Two core projects underpin the ATBST programme for 2010–15: the trapping of introduced predators to reduce the likelihood of them reaching Adele, an island of 80 ha c. 800 m from the mainland and recently cleared of predators, and the clearance of wilding pines from the entire park.
The predator trapping programme involves the fortnightly checking of 80 stoat/rat traps and a smaller number of possum traps, along the southern quarter of the coastal walking track, one of New Zealand’s ‘Great Walks’. It also involves the quarterly checking of 20 trapping stations and tracking tunnels on Adele Island. The programme is currently being expanded with a doubling of the overall number of traps by installing new trap lines further into the forest to enhance the effectiveness of the coastal trapping programme. To date, around 1100 rats, 130 stoats and 90 possums have been killed, but two stoats and one rat have got across to Adele Island before being trapped and killed there.
The clearance of wilding pines aims to enhance the native biodiversity of Abel Tasman National Park and is undertaken by commercial contractors paid mainly from funds won by ATBST from the National Lotteries Commission. All wilding pines identified through aerial photography across the park are referenced using GPS to enable contractors to locate, drill and poison them. Pine trees along the main walking tracks are cut down by DOC rather than poisoned to eliminate the public hazard created by standing decaying trees. This winter, contractors and DOC will complete the poisoning and felling of wilding pines throughout all of Abel Tasman National Park. Surviving seedlings will be identified and poisoned in 4–6 years’ time when they will have overtopped the gorse and bracken but before any coning takes place. Poisoned pines are an obvious feature on many of the hillsides in the park but the first trees treated are quickly disappearing into the surrounding forest.

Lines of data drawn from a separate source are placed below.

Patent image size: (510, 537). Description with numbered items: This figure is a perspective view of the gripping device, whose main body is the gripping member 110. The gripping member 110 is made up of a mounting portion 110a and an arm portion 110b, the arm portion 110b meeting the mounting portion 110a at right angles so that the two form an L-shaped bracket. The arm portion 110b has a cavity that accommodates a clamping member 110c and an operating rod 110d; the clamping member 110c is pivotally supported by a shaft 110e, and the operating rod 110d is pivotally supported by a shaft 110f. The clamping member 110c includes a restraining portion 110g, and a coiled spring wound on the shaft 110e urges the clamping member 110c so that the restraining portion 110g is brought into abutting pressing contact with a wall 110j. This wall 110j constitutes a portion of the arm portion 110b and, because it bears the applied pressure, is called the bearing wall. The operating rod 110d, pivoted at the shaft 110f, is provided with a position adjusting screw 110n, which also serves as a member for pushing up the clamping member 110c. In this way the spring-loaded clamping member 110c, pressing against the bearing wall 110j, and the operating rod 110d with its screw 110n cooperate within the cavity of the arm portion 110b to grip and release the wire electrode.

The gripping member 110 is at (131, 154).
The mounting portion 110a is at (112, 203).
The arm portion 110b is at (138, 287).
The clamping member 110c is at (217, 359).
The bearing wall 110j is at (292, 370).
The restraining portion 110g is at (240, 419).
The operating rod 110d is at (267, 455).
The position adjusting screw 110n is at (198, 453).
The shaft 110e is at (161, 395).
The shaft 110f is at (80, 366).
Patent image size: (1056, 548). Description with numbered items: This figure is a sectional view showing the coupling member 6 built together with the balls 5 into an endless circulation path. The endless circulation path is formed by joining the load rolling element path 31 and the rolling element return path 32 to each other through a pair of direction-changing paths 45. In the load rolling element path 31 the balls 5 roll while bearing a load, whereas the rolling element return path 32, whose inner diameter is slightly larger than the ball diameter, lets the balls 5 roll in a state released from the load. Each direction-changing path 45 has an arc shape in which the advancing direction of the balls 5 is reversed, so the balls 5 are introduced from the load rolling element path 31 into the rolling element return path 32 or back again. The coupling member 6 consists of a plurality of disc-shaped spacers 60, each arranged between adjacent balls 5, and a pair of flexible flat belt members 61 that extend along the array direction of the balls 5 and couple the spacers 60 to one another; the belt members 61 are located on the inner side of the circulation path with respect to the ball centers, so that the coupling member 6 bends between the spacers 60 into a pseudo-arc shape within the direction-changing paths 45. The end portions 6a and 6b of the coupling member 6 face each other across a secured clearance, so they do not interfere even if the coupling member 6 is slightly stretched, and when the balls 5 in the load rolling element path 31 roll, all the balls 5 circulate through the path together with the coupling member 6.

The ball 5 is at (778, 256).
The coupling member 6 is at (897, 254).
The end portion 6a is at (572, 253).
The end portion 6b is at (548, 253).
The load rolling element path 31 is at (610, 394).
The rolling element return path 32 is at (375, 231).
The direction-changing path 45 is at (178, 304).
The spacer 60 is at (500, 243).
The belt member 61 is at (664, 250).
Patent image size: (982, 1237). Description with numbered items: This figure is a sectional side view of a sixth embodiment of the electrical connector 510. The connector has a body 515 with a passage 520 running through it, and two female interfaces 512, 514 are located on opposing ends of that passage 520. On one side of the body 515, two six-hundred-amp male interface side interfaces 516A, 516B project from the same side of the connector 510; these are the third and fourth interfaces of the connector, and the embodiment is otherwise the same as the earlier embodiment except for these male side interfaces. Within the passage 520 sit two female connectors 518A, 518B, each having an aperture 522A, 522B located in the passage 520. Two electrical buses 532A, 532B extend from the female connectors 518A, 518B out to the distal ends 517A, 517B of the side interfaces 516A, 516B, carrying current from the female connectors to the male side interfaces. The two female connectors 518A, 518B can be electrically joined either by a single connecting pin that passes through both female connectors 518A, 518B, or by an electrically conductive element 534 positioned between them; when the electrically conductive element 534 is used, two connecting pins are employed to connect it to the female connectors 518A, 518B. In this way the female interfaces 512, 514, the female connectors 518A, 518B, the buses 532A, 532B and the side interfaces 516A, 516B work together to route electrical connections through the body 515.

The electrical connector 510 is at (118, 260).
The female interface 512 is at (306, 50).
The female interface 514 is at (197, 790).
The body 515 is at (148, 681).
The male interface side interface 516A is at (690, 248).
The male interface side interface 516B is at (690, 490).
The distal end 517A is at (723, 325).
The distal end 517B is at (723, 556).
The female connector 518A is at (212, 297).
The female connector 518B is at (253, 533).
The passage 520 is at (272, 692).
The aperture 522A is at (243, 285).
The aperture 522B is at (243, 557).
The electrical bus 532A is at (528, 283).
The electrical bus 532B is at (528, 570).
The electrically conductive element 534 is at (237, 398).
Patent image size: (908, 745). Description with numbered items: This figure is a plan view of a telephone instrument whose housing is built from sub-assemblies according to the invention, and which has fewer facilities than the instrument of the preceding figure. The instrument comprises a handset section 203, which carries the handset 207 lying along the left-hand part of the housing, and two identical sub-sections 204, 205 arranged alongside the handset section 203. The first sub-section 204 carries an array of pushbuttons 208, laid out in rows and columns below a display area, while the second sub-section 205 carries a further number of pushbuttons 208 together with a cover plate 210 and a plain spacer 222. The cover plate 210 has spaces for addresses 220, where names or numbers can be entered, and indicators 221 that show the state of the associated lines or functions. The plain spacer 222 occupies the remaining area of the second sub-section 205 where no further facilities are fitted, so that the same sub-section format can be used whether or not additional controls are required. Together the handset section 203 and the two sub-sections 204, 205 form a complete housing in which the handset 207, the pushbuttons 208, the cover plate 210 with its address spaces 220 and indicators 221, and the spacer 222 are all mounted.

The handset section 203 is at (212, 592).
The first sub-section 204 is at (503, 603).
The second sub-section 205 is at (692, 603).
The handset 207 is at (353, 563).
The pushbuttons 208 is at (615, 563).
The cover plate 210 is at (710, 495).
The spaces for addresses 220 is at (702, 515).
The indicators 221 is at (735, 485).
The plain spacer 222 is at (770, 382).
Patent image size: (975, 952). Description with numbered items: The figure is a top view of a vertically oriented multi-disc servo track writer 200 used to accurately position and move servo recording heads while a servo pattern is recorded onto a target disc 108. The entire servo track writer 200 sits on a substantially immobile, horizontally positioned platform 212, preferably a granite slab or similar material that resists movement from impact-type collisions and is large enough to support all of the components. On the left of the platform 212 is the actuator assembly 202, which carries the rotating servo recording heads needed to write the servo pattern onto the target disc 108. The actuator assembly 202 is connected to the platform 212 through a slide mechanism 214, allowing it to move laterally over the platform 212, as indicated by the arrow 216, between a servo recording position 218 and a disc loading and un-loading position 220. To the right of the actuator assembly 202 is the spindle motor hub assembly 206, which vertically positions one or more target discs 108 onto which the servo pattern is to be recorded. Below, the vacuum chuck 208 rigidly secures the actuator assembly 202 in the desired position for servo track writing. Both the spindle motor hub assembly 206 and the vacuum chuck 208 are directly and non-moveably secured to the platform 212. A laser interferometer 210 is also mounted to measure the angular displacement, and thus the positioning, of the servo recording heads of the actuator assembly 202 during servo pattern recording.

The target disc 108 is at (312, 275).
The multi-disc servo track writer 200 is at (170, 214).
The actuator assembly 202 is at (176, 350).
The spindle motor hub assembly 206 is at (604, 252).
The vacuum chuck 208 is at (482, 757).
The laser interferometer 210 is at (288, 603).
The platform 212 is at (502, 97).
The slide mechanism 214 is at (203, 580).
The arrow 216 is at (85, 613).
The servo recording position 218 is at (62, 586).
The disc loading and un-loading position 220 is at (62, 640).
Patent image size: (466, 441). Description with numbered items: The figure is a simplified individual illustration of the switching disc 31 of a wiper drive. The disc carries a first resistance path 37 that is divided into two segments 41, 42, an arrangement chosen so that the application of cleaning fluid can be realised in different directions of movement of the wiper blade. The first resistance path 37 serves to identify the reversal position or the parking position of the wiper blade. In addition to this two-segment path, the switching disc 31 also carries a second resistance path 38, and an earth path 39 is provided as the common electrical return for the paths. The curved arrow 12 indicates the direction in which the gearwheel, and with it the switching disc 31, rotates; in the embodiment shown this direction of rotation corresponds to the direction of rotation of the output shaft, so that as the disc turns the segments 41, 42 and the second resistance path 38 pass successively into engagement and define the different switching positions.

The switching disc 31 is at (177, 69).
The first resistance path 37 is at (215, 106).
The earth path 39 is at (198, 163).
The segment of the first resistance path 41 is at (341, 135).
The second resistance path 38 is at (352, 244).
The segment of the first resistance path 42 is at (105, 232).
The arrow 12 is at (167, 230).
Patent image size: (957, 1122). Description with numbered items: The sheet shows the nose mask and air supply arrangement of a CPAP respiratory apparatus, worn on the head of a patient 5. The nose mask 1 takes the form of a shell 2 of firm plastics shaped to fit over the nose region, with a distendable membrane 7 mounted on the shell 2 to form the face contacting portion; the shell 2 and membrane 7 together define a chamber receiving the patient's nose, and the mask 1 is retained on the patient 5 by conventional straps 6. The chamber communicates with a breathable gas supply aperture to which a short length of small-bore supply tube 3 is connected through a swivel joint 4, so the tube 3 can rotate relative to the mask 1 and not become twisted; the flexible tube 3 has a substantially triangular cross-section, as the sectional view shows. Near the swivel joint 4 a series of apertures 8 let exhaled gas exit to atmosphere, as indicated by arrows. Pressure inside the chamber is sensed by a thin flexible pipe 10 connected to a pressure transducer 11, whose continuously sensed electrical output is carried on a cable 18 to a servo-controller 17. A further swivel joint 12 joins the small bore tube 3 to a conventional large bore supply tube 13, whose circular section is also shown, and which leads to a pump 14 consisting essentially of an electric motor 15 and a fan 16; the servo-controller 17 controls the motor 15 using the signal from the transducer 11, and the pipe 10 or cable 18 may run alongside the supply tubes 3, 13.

Lesser programmes undertaken by ATBST include ongoing annual surveys of native birds along the southern reaches of the coastal track and on Adele Island, a survey of the lizard population on Adele Island, and the replanting of clearances along the coastal track with 3500 trees and shrubs native to the park. Past and planned involvement directly with DOC includes the reintroduction of South Island robins onto Adele Island in 2009 and the release of saddleback there within 2–3 years. The release of robins has resulted in a healthy breeding population on Adele Island (and nearby Fisherman’s Island), and the release of further robins using birds trapped on Adele Island is planned for 2014–15 on a mainland promontory favoured by park visitors and currently being cleared of predators. Perhaps fortuitously, the mainland trapping programme has coincided with weka and banded rail being seen for the first time in many years in the southern end of the Park.
The results of all of this work are detailed in the ATBST website as well as on billboards scattered throughout Abel Tasman National Park. Volunteers working in the park are readily identified by their jackets marked with distinctive trust logos and provide another ready source of information for visitors who encounter them.